Les patients qui en ont guéri sont donc des cas exceptionnels.
Pour se fixer à nos cellules, le VIH a besoin de deux récepteurs. « le CD4 qui lui permet d’identifier nos cellules. Le corécepteur CCR5 à la surface de nos cellules immunitaires. Sans ces deux récepteurs, le VIH est incapable d’entrer dans nos cellules. »
1 % de la population caucasienne est atteinte d’une rare mutation génétique, « ils n’expriment pas ce récepteur CCR5. » C’est en cela que le cas de nos patients est exceptionnel.
Lorsqu’une personne est atteinte d’un cancer, les médecins lui prescrivent presque toujours de la chimiothérapie. Ce traitement va venir détruire complètement ou en partie le système immunitaire du patient. La greffe de cellule souche intervient alors pour venir reconstruire le système perdu.
« Pour trouver un donneur pour ce genre d’opération, il faut rassembler un grand nombre de facteurs. Plusieurs gênes doivent correspondre. Là, les équipes cliniciennes sont allées encore plus loin en allant chercher dans ce vivier de 1 % de la population. Donc ça relève presque du miracle », conclut Julie Lajoie. La mutation va donc être adoptée par le système immunitaire du receveur et ne produira plus de récepteurs CCR5. Le patient devient alors immunisé contre le VIH.
Un avis nuancé
En revanche, si certains médias ont parlé d’espoir, Julie Lajoie, qui fait tout de même état « d’une avancée » a une vision un peu plus réservée sur la situation.
Au-delà du dilemme éthique qui accompagne le fait que la mutation responsable de la guérison concerne exclusivement la population caucasienne, et, par définition, exclut toutes les autres, la greffe de cellules souches est loin d’être une opération anodine. « La greffe de moelle osseuse intervient en dernier recours et elle nécessite que l’on fasse disparaître tout le système immunitaire du patient, le rendant très vulnérable à tous types d’infections.
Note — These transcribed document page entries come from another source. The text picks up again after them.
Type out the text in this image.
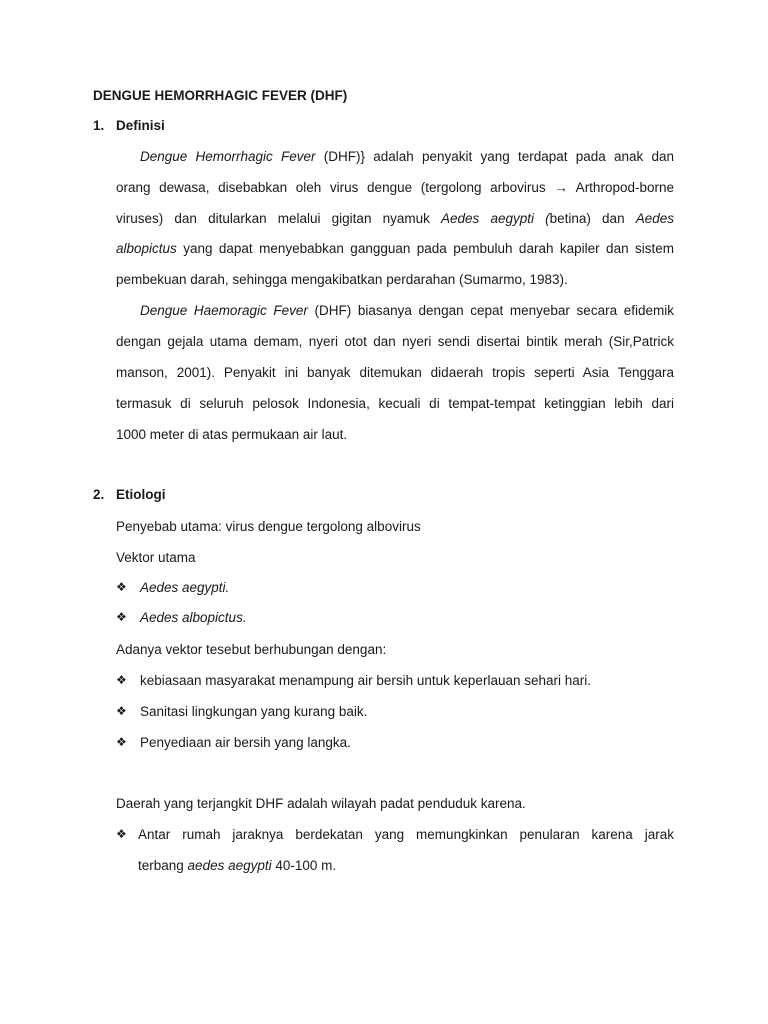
DENGUE HEMORRHAGIC FEVER (DHF)
1. Definisi
Dengue Hemorrhagic Fever (DHF)} adalah penyakit yang terdapat pada anak dan
orang dewasa, disebabkan oleh virus dengue (tergolong arbovirus → Arthropod-borne
viruses) dan ditularkan melalui gigitan nyamuk Aedes aegypti (betina) dan Aedes
albopictus yang dapat menyebabkan gangguan pada pembuluh darah kapiler dan sistem
pembekuan darah, sehingga mengakibatkan perdarahan (Sumarmo, 1983).
Dengue Haemoragic Fever (DHF) biasanya dengan cepat menyebar secara efidemik
dengan gejala utama demam, nyeri otot dan nyeri sendi disertai bintik merah (Sir,Patrick
manson, 2001). Penyakit ini banyak ditemukan didaerah tropis seperti Asia Tenggara
termasuk di seluruh pelosok Indonesia, kecuali di tempat-tempat ketinggian lebih dari
1000 meter di atas permukaan air laut.
2. Etiologi
Penyebab utama: virus dengue tergolong albovirus
Vektor utama
❖ Aedes aegypti.
❖ Aedes albopictus.
Adanya vektor tesebut berhubungan dengan:
❖ kebiasaan masyarakat menampung air bersih untuk keperlauan sehari hari.
❖ Sanitasi lingkungan yang kurang baik.
❖ Penyediaan air bersih yang langka.
Daerah yang terjangkit DHF adalah wilayah padat penduduk karena.
❖ Antar rumah jaraknya berdekatan yang memungkinkan penularan karena jarak
terbang aedes aegypti 40-100 m.
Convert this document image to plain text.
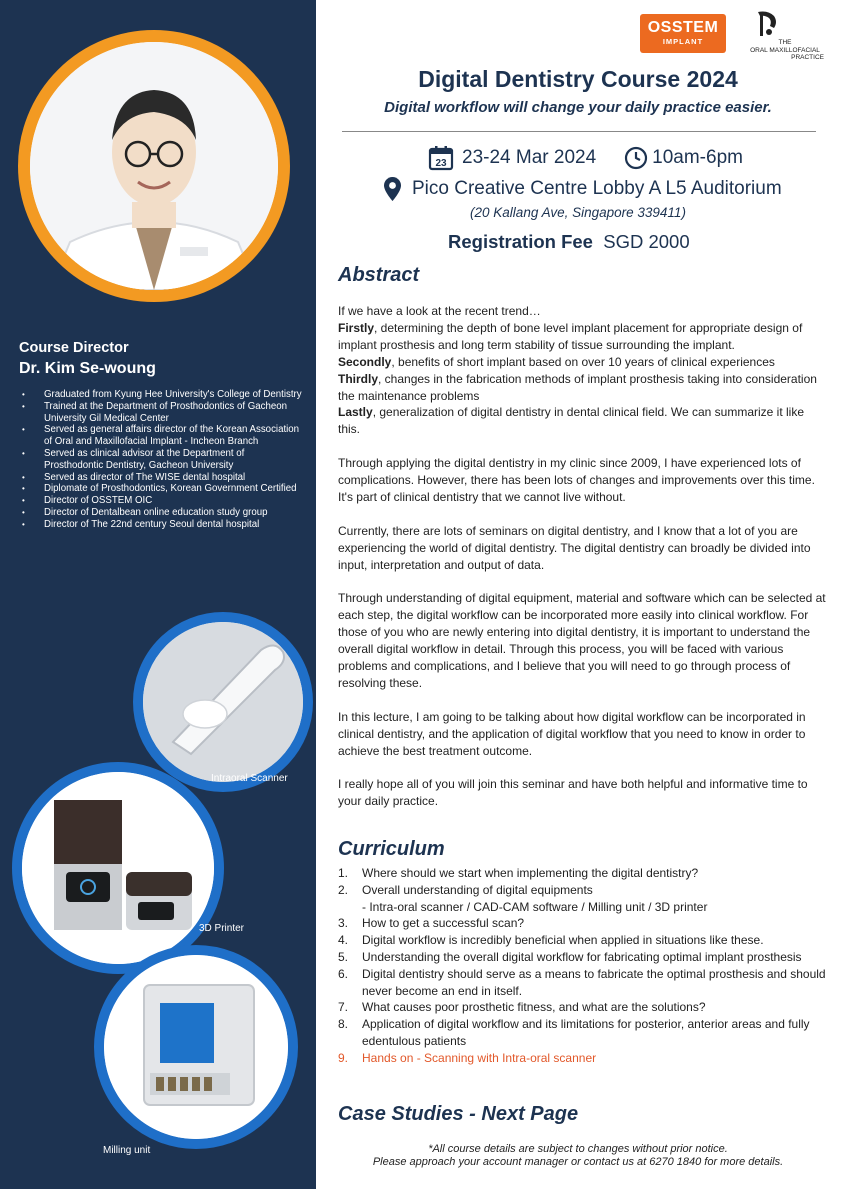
Course Director
Dr. Kim Se-woung
• Graduated from Kyung Hee University's College of Dentistry
• Trained at the Department of Prosthodontics of Gacheon University Gil Medical Center
• Served as general affairs director of the Korean Association of Oral and Maxillofacial Implant - Incheon Branch
• Served as clinical advisor at the Department of Prosthodontic Dentistry, Gacheon University
• Served as director of The WISE dental hospital
• Diplomate of Prosthodontics, Korean Government Certified
• Director of OSSTEM OIC
• Director of Dentalbean online education study group
• Director of The 22nd century Seoul dental hospital
Intraoral Scanner
3D Printer
Milling unit
OSSTEM
IMPLANT	THE
ORAL MAXILLOFACIAL
PRACTICE
Digital Dentistry Course 2024
Digital workflow will change your daily practice easier.
23 23-24 Mar 2024	10am-6pm
Pico Creative Centre Lobby A L5 Auditorium
(20 Kallang Ave, Singapore 339411)
Registration Fee SGD 2000
Abstract

If we have a look at the recent trend…

Firstly, determining the depth of bone level implant placement for appropriate design of implant prosthesis and long term stability of tissue surrounding the implant.

Secondly, benefits of short implant based on over 10 years of clinical experiences

Thirdly, changes in the fabrication methods of implant prosthesis taking into consideration the maintenance problems

Lastly, generalization of digital dentistry in dental clinical field. We can summarize it like this.

Through applying the digital dentistry in my clinic since 2009, I have experienced lots of complications. However, there has been lots of changes and improvements over this time. It's part of clinical dentistry that we cannot live without.

Currently, there are lots of seminars on digital dentistry, and I know that a lot of you are experiencing the world of digital dentistry. The digital dentistry can broadly be divided into input, interpretation and output of data.

Through understanding of digital equipment, material and software which can be selected at each step, the digital workflow can be incorporated more easily into clinical workflow. For those of you who are newly entering into digital dentistry, it is important to understand the overall digital workflow in detail. Through this process, you will be faced with various problems and complications, and I believe that you will need to go through process of resolving these.

In this lecture, I am going to be talking about how digital workflow can be incorporated in clinical dentistry, and the application of digital workflow that you need to know in order to achieve the best treatment outcome.

I really hope all of you will join this seminar and have both helpful and informative time to your daily practice.

Curriculum
1. Where should we start when implementing the digital dentistry?
2. Overall understanding of digital equipments
- Intra-oral scanner / CAD-CAM software / Milling unit / 3D printer
3. How to get a successful scan?
4. Digital workflow is incredibly beneficial when applied in situations like these.
5. Understanding the overall digital workflow for fabricating optimal implant prosthesis
6. Digital dentistry should serve as a means to fabricate the optimal prosthesis and should never become an end in itself.
7. What causes poor prosthetic fitness, and what are the solutions?
8. Application of digital workflow and its limitations for posterior, anterior areas and fully edentulous patients
9. Hands on - Scanning with Intra-oral scanner
Case Studies - Next Page
*All course details are subject to changes without prior notice.
Please approach your account manager or contact us at 6270 1840 for more details.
Il ne s’agit donc pas d’une solution pour guérir le VIH à grande échelle. On ne peut pas simplement prescrire une greffe de cellules souches alors que les risques qui accompagnent l’opération sont plus importants que de vivre avec le VIH. »
Maintenir la prévention
Il y a encore une petite quinzaine d’années, apprendre qu’une personne était infectée au VIH, c’était une condamnation à mort. Heureusement, les choses ont changé. « On a fait d’énormes progrès en ce qui concerne le traitement depuis les années 1990. Les traitements sont moins difficiles, moins douloureux et plus efficaces. Aujourd’hui avec la trithérapie on parle d’une à deux pilules par jour. On parle même d’une injection une fois par mois. » Beaucoup de choses donc en termes de médication, mais le vaccin n’apparaît pas encore dans les jumelles. Pour autant, pouvoir vivre avec le VIH ne signifie pas qu’il ne reste plus de défis à relever.
« Vivre avec le VIH pose une pression constante sur le système immunitaire. Les gens atteints développent plus sou- vent des cancers, mais aussi sont plus enclins à souffrir de démence. Maintenant que les gens vivent plus vieux, on découvre ce que cela signifie que de vivre et vieillir avec le VIH. » La spécialiste soulève d’ailleurs la question de la stigmatisation des séropositifs toujours « extrêmement importante. »
Il faut continuer de miser sur la prévention et faire confiance en la recherche qui, rappelons-le, ne s’arrête jamais.